Guck dich an, wer bist du denn? Warum fällt dir alles so schwer und weshalb schweigst du bloß?
Mir fällt das Schweigen leicht und ich denke viel. Du musst wissen, Konzentration ist schwer wenn du nichts akzeptieren kannst. Seit neustem schaut jeder meine Gedanken an, als hätte ich sie auf eine Leinwand gemalt. Von allen Seiten spüre ich kalte Hände, der Sauerstoff macht mich schwindelig und ich weiß, hinter den Hauswänden, den Autos, zig Beeten und Bäumen, die mir alle vor dem Horizont die Sicht versperren, da warten sie. Ich akzeptiere diese Einschränkung und drehe den Schlüssel im Schloss einmal um. Mit viel zu hoher Erwartung öffne ich die Tür und blicke enttäuscht in ein paar müde Augen. Das hatte ich mir anders vorgestellt. Wo ist der Weg, wo die Anderen und wo ist die Karte zum versprochenem Paradies?
Was erwartest du schon, wenn du weißt, dass du nichts finden kannst?
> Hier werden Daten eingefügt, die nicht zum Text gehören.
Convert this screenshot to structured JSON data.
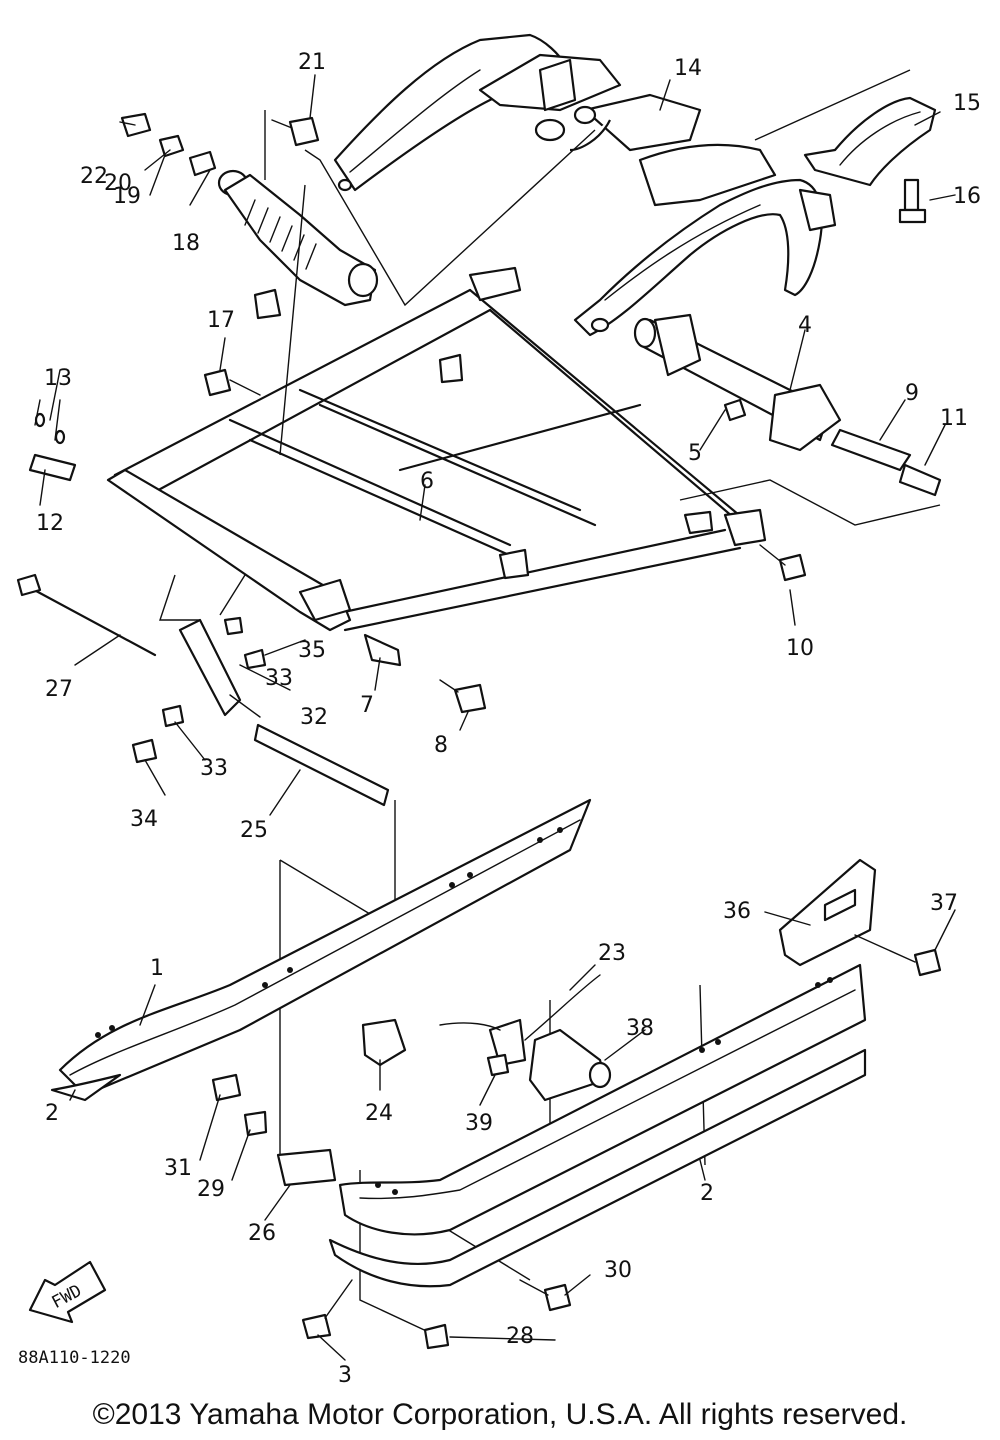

Ich schließe meine Augen wieder und für ein paar Minuten spielt laut meine Lieblingsmusik. Für ein paar hundert Sekunden wenigstens, bis mir zum Ende hin zu geflüstert wird: Das hier ist für immer, du hast es so gewollt. Die Vorstellung, dass etwas für immer sein soll, konnte ich noch nie akzeptieren. Es ist ein schwieriges Konstrukt erfunden von einer Menschenseele. Ebenso wie die Unendlichkeit ist es nicht einfach zu begreifen, dass etwas nicht für immer sein soll. Gegensätze die nicht in unser Denkschema passen.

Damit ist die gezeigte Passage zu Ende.